Telefónica is also a member alongside peers Deutsche Telekom, Orange and Singtel of the GoIgnite alliance which in November announced winners of its second global call for innovation that could now form business partnerships with the four telcos and their 1.2 billion mobile subscriber base. Last year’s winners were Sparkcognition and NanoLock Security for internet of things cybersecurity, Cujo and Vayyar Imaging for connected homes, and SafeToNet for consumer experience artificial intelligence.

Before joining Telefónica, Segurado spent more than 10 years as investment manager in Inversiones Ibersuizas, now Portobello Capital, a Spain-based private equty firm with more than €500m under management.

And Jack Leeney, former head of Telefónica Ventures in the US before his move to be a partner at 7GlobalCapital, agreed. “Segurado was very market-driven and from a private equity background, which was always helpful to do this role within a large corporate.”

Segurado said for her GCV Rising Stars 2017 award what attracted her to corporate venture capital was “the potential of generating strategic value for a corporate beyond financial investment activity”.

She added: “In the case of Telefónica, the scope of the project was also very interesting, with global presence and broad scope of investment in the digital arena.

“Telefónica Open Future has achieved €100m of cumulated revenues and savings for Grupo Telefónica coming as a result of the collaboration between Telefónica and the portfolio companies.

“Quantenna is a good case study of success in CVC. Since 2011, and with current prices of the stock after the IPO, we have multiplied by almost four times the money invested, in terms of value.

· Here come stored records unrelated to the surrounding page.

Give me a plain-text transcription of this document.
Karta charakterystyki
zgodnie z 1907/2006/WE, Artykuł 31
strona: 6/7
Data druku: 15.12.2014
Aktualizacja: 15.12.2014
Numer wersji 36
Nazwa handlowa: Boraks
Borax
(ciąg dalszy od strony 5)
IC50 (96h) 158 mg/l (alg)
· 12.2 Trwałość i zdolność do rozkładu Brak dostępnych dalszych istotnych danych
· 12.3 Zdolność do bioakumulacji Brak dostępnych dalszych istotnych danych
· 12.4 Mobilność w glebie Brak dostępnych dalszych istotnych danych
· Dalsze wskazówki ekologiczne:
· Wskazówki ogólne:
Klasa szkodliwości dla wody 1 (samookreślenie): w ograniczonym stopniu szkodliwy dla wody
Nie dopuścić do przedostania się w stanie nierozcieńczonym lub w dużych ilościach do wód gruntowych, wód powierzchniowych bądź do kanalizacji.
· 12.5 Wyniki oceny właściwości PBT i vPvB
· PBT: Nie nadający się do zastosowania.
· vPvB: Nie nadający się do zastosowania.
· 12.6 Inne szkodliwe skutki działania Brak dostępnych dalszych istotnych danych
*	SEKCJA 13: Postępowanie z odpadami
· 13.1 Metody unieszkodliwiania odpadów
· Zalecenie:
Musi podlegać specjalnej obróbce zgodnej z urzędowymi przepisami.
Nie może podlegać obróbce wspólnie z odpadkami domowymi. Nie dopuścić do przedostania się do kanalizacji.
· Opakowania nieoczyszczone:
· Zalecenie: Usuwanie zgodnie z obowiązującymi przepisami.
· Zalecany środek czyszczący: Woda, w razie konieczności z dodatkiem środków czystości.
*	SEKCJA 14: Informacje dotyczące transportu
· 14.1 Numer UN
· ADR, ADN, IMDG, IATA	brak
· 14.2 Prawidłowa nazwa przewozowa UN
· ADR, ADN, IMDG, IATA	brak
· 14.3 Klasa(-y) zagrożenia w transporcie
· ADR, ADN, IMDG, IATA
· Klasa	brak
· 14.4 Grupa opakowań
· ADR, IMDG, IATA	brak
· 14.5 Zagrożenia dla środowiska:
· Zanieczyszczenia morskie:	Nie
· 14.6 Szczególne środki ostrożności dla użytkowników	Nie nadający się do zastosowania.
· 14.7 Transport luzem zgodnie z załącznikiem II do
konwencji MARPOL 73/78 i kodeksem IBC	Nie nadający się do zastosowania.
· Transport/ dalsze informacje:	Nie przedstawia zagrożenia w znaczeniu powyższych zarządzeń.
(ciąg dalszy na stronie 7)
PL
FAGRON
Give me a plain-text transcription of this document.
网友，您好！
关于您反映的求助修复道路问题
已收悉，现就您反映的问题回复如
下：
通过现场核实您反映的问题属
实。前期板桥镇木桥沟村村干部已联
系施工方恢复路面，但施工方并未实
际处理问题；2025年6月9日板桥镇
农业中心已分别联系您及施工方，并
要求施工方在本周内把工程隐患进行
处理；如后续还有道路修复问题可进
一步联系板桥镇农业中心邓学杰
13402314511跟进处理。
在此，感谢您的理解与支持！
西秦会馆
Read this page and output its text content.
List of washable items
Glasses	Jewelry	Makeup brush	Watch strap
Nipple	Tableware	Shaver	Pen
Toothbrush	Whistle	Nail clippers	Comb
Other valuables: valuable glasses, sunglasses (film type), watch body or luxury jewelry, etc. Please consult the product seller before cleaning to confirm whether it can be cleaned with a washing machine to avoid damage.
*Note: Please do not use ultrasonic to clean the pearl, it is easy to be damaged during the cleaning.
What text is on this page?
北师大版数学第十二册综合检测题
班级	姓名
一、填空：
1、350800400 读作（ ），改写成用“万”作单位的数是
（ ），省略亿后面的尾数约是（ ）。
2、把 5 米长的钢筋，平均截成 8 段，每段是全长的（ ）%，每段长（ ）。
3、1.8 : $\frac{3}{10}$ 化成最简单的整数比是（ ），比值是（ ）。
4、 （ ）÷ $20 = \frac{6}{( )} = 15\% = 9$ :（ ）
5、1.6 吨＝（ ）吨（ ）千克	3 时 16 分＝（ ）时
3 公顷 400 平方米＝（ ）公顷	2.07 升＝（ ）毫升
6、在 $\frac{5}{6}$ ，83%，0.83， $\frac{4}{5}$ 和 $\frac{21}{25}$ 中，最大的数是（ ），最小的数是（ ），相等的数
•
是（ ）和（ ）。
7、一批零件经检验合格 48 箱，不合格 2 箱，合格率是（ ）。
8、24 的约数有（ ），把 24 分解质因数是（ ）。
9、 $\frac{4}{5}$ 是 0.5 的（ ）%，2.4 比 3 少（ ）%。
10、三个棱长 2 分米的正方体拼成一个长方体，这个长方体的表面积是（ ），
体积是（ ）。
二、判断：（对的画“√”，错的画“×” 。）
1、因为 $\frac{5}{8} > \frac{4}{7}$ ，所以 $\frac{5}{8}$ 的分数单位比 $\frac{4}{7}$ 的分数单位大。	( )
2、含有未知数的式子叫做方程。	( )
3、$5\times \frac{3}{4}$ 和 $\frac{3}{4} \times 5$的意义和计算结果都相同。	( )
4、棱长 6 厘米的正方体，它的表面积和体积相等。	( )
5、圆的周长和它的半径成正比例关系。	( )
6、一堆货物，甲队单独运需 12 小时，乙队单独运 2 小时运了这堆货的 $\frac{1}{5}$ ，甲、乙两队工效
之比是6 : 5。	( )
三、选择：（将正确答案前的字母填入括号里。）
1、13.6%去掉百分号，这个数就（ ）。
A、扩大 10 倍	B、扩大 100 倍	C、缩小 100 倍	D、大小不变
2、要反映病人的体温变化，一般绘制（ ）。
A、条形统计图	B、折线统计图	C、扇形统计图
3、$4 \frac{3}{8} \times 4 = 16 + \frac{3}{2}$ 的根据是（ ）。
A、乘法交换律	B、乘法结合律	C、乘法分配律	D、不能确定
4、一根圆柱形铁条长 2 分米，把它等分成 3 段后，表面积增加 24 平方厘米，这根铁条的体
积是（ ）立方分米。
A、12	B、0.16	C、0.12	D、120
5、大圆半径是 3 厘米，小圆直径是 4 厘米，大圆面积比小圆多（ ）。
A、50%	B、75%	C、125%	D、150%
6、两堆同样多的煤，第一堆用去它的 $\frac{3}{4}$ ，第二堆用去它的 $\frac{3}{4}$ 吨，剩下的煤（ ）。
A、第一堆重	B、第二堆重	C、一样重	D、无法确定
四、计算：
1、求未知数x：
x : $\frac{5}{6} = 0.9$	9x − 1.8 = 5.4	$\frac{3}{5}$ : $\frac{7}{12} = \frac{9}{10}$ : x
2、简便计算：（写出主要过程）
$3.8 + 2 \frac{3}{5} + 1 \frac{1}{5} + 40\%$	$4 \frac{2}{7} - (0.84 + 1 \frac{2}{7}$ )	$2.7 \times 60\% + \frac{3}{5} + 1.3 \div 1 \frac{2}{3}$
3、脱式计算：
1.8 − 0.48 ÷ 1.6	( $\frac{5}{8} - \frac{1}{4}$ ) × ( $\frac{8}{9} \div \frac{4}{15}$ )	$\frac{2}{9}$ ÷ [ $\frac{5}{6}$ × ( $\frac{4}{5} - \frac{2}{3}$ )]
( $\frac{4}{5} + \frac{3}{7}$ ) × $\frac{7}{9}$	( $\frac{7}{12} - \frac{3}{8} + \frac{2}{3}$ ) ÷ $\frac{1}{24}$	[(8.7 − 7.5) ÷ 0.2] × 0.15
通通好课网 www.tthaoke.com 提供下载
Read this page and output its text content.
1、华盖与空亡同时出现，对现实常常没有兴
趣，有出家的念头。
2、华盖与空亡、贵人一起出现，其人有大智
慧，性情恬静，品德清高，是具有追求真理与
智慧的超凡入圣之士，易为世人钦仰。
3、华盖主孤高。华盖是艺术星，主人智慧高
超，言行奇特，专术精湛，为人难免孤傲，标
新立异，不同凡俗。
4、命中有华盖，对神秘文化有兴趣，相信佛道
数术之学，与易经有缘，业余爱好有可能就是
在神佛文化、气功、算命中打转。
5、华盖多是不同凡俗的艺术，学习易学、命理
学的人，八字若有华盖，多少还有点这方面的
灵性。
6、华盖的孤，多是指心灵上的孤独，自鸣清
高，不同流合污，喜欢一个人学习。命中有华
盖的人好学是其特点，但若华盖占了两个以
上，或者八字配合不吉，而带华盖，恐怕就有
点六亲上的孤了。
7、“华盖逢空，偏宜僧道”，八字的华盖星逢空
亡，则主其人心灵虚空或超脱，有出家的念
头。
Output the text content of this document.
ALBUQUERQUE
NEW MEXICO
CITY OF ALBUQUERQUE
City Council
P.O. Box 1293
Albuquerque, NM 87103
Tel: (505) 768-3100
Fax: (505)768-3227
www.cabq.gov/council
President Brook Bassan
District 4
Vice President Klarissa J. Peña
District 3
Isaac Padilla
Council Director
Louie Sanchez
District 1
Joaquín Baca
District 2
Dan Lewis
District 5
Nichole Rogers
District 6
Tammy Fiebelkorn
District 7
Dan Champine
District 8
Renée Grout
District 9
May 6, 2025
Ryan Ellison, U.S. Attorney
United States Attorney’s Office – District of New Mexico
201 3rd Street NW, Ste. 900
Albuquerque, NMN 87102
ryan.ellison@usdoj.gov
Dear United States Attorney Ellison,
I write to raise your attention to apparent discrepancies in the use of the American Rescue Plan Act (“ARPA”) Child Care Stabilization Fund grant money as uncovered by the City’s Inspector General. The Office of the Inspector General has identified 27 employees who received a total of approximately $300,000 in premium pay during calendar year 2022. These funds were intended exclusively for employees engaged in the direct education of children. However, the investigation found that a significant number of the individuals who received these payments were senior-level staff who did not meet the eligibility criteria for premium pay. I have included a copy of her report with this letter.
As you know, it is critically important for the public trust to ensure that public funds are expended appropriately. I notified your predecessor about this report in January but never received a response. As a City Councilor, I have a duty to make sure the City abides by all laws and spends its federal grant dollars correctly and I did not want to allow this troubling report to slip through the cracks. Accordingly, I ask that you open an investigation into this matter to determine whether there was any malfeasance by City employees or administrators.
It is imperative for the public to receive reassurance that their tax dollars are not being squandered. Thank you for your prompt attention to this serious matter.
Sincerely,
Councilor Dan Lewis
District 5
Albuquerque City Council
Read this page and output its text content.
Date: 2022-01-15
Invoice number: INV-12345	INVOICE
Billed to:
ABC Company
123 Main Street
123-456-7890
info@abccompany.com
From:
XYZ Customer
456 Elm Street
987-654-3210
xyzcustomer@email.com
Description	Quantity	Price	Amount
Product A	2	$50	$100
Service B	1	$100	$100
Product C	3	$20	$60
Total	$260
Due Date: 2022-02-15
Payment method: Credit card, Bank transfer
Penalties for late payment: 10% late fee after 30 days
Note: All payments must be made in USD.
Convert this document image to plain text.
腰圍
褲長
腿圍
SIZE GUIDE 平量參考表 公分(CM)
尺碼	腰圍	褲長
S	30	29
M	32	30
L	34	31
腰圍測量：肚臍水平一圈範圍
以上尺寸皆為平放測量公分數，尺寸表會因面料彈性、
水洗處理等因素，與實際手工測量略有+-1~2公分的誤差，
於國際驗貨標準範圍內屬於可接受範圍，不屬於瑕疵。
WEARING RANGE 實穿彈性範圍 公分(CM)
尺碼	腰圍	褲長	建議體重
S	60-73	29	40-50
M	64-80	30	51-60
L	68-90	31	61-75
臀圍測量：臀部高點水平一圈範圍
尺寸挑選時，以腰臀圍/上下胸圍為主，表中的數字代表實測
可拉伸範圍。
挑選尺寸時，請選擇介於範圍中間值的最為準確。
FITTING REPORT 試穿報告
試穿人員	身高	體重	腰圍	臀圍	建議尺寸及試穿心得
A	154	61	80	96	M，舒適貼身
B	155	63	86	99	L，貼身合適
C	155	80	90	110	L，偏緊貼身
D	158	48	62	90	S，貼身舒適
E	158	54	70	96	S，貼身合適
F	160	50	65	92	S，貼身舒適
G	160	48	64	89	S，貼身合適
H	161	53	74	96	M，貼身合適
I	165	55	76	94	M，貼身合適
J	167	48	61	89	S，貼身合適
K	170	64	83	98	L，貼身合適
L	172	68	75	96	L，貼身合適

“At the same time we have a great commercial relationship between Telefónica and Quantenna. Telefónica has acquired during this time more than 2 million chipsets from Quantenna, and Quantenna technology has been very relevant for the deployment of Movistar TV in Spain.”

But delivering such an effective entrepreneur-to-corporate relationship is tough. Segurado said her biggest challenges had been “making collaboration happen successfully between the portfolio companies and Telefónica” and, even for such a keen traveller and historian, managing “a team located in 10 different countries across Europe and America and in very different economies and environments”.

Her main advice to other CVCs, therefore, was to “let potfolio companies live independently from the big corporation and do not oversell to invested companies the value you can bring to them in terms of business or commercial opportunities within the parent company”.

But having made so many investments, the opportunity to deliver more Quantenna-type successes looms.

This challenge of repetition and scaling to a company as large as Telefónica faces all startups, something students of Segurado’s entrepreneurship course at Universidad Pontificia Comillas-ICADE for the past decade know well.

Segurado, who studied at the university in the 1990s, is applying these lessons to Telefónica. She said her ambition was “to multiply the ebitda [earnings before interest, tax, depreciation and amortisation] contribution of my area to the company”.